Этим вечером я собирался заняться математической стороной вопроса, но сначала я хочу сказать, что попытаюсь объединять систематический план лекций и непредвиденные порывы. Систематичность вполне нормальна для обычного интеллектуального построения. Она свойственна лекции любого профессора. К ней относится то, что ты собираешься сделать, причем знаешь об этом заранее. Для этого достаточно подготовки. По этой причине я отношусь ко всему систематическому только как к мелкой подробности: «Я буду говорить об этом тогда-то и тогда-то, а это понятие введу тогда-то» – и этого достаточно, чтобы прочесть лекцию. В противоположность этому, импровизация представляет собой нечто возникающее откуда-то извне, проникающее сверху, из пространства по другую сторону от черты, и никакие способности нижнего пространства не позволят предсказать: «И тогда я скажу это». Импровизация приходит как дар, если вообще приходит. Но когда это случается, ты отбрасываешь всю систематичность в сторону, непредвиденное оказывается сильнее. Сохранять равновесие между этими двумя силами – очень сложная задача. Может статься, ты вообще забудешь о плане своей лекции, как только она начнется. Такое со мной тоже случалось.

Сделав шаг от двери к кафедре, я забывал обо всем и начинал без всякой подготовки говорить на совершенно другую тему – это значит, что я мог говорить целый час, а план рассказа возникал во время самой лекции. Предсказуемо лишь то, что подобное может случиться. Нельзя сказать: «Я скажу то-то и то-то». Когда это происходит, возникает некое явление. Под словом «явление» я подразумеваю те особенности, которые могут быть распознаны, обнаружены – во всяком случае, некоторыми людьми. Сознание по ту сторону от черты, то есть за покровом, предстает перед нами в виде Полевого Сознания. Оно может ощущаться как нечто расширяющееся, как осязаемая тишина с лишенным формы содержанием. Оно способно взять верх над указаниями умозрительных построений. Когда такое происходит, оно захватывает власть твердой рукой, и человек может сделать то, на что обычно не способен. Оно может вызвать у тех, кто оказался рядом, мистические переживания – радостные состояния сознания, чувство счастья. Оно может вызвать ощущение жара – логичных пояснений этому нет, но это бывает. Ошибка исключена. Я видел, как лица становятся румяными, как они покрываются испариной, а люди начинают снимать пиджаки. Результаты бывают очень ощутимыми, а сам человек может произносить слова так, что они становятся приказаниями не только для него, но и для всех остальных.

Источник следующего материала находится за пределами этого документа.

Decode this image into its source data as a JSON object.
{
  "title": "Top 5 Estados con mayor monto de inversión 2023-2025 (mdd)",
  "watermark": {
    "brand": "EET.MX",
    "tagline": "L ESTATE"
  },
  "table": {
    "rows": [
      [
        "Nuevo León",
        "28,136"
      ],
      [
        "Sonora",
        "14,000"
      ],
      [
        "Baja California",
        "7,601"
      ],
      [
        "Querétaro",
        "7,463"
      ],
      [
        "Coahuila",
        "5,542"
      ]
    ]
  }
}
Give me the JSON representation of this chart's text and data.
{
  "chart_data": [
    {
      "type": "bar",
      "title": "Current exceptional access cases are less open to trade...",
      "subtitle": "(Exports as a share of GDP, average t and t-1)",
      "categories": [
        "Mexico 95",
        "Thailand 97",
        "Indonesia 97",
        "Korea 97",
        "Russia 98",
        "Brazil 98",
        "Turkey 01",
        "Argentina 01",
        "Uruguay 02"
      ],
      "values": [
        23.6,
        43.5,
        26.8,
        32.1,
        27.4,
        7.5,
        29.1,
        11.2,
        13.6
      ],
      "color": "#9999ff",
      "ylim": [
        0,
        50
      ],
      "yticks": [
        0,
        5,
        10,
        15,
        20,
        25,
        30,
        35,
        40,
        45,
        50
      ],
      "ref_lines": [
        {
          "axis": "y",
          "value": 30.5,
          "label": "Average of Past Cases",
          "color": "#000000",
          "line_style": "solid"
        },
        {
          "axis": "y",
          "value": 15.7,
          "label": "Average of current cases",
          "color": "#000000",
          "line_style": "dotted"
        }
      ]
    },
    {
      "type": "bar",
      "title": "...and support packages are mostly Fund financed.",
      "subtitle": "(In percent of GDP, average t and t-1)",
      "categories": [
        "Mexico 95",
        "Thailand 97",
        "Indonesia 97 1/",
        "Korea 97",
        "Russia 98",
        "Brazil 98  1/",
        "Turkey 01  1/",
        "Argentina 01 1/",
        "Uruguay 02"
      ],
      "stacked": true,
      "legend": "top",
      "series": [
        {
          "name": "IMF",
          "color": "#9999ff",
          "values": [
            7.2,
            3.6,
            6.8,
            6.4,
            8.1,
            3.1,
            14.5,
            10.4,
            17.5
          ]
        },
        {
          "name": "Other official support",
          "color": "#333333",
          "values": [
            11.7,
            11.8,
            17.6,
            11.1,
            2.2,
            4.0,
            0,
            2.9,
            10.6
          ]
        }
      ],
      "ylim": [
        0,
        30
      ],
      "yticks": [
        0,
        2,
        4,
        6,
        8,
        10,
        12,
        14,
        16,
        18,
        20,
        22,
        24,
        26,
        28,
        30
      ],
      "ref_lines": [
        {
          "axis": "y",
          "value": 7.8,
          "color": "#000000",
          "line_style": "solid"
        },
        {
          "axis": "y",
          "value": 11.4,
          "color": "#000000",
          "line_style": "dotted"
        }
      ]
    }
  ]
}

Где источник подобных знаний? Он не один. Часть этих сведений может приходить из глубин незримой стороны самого человека. Она может быть познаниями Братства, так как это Братство представляет собой многих в одном – это не совокупность отдельных песчинок, а единое целое, которое можно описать таким образом: «я» превращается в «мы», одновременно оставаясь «я». Выше и ниже этих знаний простираются мысли, которые не принадлежат какой-либо личности – знания, не требующие познающего, нечто вроде Всеобщего Хранилища. Это та сила, которая способна менять сознание человека, переносить его ближе, приближать к отверстию вверху. Возникнув, такое состояние начинает главенствовать над всем прочим. Оно может царить некоторое время, а потом уйти. В таких случаях я вновь возвращаюсь к систематичности. Спонтанные отступления не следует считать личной прихотью говорящего, это результат совместных усилий выступающего и слушателей. Они никогда не случаются, если ты окружен неблагожелательной аудиторией или теми… ну, например, теми, кто думает: «Кем этот парень себя воображает?» Все зависит от внутренней связи. Для поисков такой связи часто требуется время, но это возможно. Эти состояния могут быть очень глубокими, почти такими же мощными, как самадхи [15] во время бодрствования.